Description
Filing separately, earlier discussion around #1888 (comment) :
zstd:chunked layers, when pulling, contain metadata in three places:
- The ordinary uncompressed tar format
- TOC metadata
- tar-split metadata
When pulling, we ignore the uncompressed tar, build files from TOC metadata, and record tar-split
When pushing, we ignore the metadata of individual files, and use the tar-split metadata.
The net outcome is that a user can “pull; inspect; push”, and the pushed metadata will be different from what the user saw.
I think this_must_ be addressed.
Vaguely, I think that could either happen by having the tar-split “drive” the chunked pull, using the TOC only to look up data; or by overwriting the TOC metadata by the tar-split data.
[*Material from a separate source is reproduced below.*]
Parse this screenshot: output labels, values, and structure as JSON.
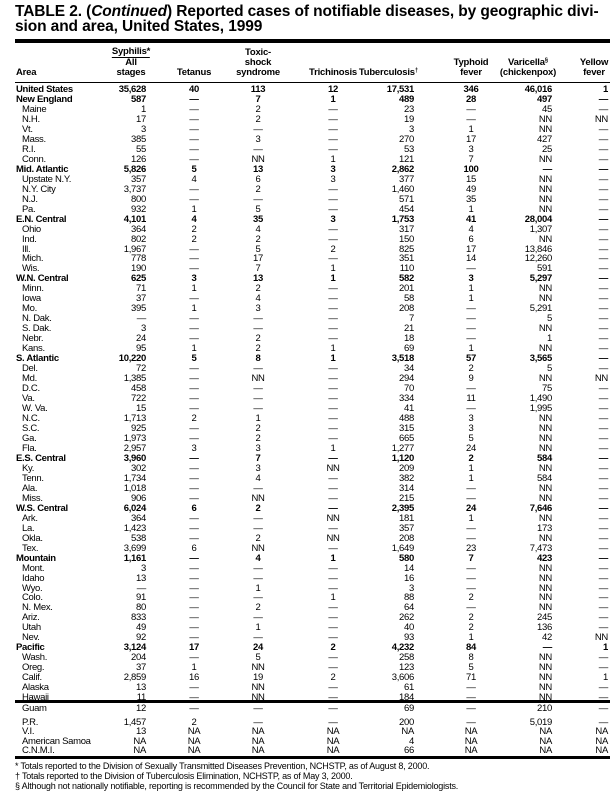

The latter seems a bit easier because the “push” compression code already has a tar → TOC conversion code, so we would “only” need to read through tar-split; the former is conceptually nicer because, hypothetically, we could eventually only have a single “apply tar header → filesystem metadata” code for all of c/storage, instead of now having “tar → metadata” for ordinary overlay, “TOC → metadata” for chunked, and things like #1653 (comment) — but it would probably be more disruptive and not practical within current short time limits.
Cc: @giuseppe — I’ll be looking at this over the next few days, but I’d very much appreciate any insight, advice, or help.